Quando fiz 18 anos, Joaquim me deu o livro Diário de um mago do Paulo Coelho, com uma dedicatória na contra capa, sua assinatura era belíssima. Pouco depois do meu aniversário, chegou a notícia de que ele estava muito doente, internado, com problemas no fígado, mas ninguém sabia dar a informação correta e ninguém tinha coragem de ir até a casa dele perguntar aos pais dele. Eu não achava que a história dele ia acabar como acabou. Quando se tem 18 anos a gente não entende direito o que é a morte. A gente acha que pessoas com 18 anos são invencíveis, impossíveis de morrer, mas a verdade é que para morrer basta estar vivo. Joaquim morreu de cirrose aos 18 anos de idade. 

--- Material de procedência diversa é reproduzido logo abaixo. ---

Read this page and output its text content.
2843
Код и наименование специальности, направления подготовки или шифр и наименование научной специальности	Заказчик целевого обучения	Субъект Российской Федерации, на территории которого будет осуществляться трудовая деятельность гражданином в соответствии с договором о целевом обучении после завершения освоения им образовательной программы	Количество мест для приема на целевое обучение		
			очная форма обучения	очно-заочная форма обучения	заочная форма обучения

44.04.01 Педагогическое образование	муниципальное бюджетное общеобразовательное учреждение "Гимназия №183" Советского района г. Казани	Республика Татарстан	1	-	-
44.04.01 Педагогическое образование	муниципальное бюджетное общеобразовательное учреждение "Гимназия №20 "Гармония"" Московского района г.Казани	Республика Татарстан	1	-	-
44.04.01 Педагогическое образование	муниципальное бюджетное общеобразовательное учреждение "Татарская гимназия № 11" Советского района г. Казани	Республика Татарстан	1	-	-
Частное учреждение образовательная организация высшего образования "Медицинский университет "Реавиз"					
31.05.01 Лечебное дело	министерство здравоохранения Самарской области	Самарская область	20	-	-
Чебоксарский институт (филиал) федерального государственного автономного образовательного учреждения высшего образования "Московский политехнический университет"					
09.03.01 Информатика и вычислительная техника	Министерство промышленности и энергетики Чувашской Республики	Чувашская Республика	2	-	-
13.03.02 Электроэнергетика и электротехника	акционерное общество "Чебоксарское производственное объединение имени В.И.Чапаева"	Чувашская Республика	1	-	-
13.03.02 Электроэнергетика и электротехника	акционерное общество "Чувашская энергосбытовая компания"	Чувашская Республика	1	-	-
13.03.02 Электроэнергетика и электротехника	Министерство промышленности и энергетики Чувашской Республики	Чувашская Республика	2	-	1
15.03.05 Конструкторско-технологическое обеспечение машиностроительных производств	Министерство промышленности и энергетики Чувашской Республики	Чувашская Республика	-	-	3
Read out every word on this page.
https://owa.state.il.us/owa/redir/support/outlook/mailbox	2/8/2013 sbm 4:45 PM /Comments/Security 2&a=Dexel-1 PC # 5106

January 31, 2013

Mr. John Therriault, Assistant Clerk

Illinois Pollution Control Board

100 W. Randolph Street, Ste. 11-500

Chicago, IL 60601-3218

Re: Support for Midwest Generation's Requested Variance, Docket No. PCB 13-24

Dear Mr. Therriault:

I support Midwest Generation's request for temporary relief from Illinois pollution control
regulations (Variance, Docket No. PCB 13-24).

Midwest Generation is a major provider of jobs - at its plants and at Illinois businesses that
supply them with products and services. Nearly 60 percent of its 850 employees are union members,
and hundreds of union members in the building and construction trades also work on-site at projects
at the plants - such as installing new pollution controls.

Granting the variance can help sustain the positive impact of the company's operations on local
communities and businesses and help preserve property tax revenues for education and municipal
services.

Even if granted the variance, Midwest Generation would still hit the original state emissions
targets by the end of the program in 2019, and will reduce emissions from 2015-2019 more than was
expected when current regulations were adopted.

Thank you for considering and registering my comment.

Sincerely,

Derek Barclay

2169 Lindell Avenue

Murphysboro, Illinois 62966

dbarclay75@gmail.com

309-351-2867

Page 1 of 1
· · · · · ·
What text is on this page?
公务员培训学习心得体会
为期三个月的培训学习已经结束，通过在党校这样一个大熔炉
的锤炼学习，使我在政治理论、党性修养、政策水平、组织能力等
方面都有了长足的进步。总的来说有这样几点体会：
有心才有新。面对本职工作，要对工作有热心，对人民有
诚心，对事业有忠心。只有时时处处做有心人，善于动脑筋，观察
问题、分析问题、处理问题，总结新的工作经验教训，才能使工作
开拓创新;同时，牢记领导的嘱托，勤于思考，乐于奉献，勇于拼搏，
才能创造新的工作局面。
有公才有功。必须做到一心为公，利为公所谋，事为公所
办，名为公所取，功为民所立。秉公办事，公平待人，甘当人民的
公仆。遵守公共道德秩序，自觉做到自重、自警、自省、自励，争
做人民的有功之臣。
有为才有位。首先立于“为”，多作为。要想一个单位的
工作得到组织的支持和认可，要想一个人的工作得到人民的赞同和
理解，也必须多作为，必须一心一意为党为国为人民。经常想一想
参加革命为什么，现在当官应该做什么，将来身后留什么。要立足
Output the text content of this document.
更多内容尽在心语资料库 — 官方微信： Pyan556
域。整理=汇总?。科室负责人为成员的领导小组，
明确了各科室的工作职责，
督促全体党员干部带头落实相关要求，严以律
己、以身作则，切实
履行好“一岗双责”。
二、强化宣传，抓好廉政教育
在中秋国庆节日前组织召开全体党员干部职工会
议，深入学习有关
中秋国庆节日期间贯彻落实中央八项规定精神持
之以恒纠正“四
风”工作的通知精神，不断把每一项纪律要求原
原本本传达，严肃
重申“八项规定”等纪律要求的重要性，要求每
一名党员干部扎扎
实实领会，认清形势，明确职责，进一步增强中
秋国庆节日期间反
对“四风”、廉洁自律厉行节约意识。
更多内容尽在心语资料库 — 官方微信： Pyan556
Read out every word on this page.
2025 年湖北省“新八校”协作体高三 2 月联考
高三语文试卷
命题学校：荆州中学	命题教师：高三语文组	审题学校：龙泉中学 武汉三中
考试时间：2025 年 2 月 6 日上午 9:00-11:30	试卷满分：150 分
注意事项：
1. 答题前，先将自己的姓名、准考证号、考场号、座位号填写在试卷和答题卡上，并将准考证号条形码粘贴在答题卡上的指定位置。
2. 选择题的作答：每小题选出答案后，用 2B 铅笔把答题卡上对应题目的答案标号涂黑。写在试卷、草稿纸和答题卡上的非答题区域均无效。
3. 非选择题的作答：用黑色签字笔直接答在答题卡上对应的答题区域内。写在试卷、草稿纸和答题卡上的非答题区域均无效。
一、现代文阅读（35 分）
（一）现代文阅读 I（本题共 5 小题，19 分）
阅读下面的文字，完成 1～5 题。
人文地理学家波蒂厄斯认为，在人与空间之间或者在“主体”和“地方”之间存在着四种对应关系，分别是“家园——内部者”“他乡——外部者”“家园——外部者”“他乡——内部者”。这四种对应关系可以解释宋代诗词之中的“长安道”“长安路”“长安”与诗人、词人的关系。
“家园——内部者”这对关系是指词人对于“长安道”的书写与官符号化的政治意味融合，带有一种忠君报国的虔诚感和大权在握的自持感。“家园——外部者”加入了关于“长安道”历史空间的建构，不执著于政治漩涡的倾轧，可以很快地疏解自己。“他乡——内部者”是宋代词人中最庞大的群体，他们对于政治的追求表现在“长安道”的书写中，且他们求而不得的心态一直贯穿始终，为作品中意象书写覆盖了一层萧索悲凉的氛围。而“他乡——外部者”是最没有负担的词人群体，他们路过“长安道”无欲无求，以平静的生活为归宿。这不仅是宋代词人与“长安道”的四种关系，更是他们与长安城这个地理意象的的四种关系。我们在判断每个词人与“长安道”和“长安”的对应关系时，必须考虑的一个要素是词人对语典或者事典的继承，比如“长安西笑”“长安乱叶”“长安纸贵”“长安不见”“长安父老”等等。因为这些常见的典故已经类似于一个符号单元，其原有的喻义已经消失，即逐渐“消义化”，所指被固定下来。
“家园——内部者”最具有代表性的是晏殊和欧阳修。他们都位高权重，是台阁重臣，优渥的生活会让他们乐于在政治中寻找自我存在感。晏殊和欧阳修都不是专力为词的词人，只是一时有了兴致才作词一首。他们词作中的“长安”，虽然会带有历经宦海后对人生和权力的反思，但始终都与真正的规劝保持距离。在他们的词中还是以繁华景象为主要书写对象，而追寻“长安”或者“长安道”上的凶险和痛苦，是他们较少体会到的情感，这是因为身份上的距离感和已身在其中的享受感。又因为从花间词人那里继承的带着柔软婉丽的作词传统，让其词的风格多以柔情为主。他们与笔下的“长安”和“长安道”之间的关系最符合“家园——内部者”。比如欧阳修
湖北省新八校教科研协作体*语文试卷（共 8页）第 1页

Olhando agora em retrospecto, acho que Joaquim foi a minha primeira paixão, ou talvez o primeiro amor. Talvez o primeiro que de algum modo tenha sido correspondido pelo menos. Não sei ao certo. Sinto muita saudade dele. Hoje tenho 30 anos e ainda lembro do beijo dele, do volume do pau dele roçando na minha coxa e dos olhos fundos e escuros feito buracos negros. Tanta coisa que ele poderia viver, tanta coisa que ele poderia ser. Talvez ele fosse músico hoje em dia, poeta, filósofo ou algum outro tipo de pensador. Não sei se ele chegou a explorar sua sexualidade. Queria muito ter tido a chance de transar com ele, mas talvez esse seja um pensamento egoísta meu. Nós não temos fotos juntos. Toda lembrança que tenho dele é o livro que ele me deu, com a assinatura dele na dedicatória. Gosto de pensar que ele foi pessoalmente questionar a Deus se ele e o Diabo são a mesma pessoa.